About 120,000 discarded freesheets collected from across London have been fitted into a wooden structure to make a house from newspaper.
Local residents brought newspapers to complete the house
The interactive artwork by artist Sumer Erek, was created with the help of the public who brought old newspapers to fit into the structure.
The building has been installed as a piece of public art in Gillet Square in Dalston, Hackney.
The house, more than 12ft tall, aims to highlight the need for recycling.
On Monday the artist erected the wooden structure in a local church and residents were encouraged to bring and place newspapers into it.

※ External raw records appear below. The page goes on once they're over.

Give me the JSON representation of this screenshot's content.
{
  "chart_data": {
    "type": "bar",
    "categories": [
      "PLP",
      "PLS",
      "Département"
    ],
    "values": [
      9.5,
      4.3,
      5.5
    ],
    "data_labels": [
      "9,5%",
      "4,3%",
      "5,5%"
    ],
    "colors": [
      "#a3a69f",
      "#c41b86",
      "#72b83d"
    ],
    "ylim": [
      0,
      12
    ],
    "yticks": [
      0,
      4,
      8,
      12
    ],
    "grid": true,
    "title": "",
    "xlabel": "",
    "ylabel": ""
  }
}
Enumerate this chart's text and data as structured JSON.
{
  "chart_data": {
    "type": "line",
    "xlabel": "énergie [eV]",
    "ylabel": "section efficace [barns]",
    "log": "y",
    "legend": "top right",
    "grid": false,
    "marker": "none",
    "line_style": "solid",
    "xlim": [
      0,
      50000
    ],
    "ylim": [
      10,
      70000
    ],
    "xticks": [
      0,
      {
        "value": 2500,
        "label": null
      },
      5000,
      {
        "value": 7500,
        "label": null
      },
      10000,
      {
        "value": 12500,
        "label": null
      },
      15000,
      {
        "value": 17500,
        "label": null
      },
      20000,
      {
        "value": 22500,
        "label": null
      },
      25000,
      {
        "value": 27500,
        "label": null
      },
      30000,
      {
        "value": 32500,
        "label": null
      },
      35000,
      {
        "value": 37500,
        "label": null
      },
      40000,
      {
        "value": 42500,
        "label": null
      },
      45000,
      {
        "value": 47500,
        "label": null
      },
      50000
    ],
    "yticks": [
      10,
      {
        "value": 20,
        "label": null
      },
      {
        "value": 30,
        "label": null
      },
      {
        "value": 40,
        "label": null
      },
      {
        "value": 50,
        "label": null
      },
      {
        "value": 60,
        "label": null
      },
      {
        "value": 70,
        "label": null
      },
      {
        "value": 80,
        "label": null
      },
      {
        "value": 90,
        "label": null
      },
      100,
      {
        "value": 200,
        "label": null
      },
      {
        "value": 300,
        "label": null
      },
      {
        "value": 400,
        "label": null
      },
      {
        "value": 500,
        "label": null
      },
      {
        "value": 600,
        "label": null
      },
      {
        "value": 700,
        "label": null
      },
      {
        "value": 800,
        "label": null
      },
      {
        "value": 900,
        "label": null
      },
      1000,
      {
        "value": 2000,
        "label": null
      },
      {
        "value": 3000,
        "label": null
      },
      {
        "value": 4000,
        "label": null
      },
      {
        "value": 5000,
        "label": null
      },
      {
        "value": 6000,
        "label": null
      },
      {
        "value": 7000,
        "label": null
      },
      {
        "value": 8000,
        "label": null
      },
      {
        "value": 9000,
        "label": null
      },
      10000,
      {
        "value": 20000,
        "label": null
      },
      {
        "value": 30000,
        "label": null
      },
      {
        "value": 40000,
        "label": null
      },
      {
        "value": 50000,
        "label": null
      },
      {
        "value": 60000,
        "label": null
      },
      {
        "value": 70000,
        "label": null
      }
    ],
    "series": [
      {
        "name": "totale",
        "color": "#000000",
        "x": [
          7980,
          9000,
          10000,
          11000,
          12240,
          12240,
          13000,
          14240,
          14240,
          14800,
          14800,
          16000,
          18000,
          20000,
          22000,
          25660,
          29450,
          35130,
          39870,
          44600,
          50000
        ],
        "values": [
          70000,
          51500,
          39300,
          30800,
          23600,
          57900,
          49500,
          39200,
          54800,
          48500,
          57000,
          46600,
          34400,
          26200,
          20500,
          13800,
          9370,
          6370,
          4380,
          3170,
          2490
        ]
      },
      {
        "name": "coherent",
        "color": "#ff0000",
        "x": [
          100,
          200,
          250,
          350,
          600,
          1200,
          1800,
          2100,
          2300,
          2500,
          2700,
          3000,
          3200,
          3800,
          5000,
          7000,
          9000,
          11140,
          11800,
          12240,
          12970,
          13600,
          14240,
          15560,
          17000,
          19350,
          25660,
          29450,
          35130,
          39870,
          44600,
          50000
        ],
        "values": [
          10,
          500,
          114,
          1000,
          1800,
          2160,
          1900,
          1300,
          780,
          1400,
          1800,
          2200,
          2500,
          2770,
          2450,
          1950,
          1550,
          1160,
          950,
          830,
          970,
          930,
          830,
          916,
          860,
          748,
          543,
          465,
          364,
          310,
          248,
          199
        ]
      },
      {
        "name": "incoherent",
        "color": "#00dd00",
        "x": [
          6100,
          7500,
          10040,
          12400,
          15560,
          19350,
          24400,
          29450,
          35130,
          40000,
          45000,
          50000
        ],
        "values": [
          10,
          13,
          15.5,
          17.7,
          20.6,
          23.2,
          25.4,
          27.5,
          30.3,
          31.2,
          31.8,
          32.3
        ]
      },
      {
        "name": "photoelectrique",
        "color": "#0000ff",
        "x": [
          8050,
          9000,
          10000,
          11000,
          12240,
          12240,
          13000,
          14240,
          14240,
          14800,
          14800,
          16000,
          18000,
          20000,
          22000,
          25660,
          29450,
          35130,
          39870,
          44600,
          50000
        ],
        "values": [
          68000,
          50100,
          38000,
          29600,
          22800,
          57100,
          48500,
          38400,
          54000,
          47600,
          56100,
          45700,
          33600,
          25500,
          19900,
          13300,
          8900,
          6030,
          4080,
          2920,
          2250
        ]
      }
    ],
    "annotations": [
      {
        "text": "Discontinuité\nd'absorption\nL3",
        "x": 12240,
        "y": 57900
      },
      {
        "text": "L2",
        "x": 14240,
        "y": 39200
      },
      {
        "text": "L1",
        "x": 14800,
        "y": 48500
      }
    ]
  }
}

Train companies donated about two tonnes of newspapers left by commuters while another 10,000 papers were collected by Project Freesheet.
Newspapers were tightly rolled up to fit in the structure
The project was undertaken by a group called Creative City and funded by the Calouste Gulbenkian Foundation.
Mr Erek said: "Newspaper House covers our era's three aspects - news, paper and house... and also brings communities together and people contributing into the construction and adding into the piece in a physical active way."
He added that the rain would help congeal the paper turning it into an "even stronger and more solid material".
"Even things that don't have value can be transformed into artwork and it could be something beautiful," he said.
Nargis Khan, cabinet member of Hackney Council's Community Services, said: "Newspaper House is a really great example of how public art can bring communities together and actually raise the profile of issues like recycling and reducing waste."
The house was on display until Sunday after which it will be recycled.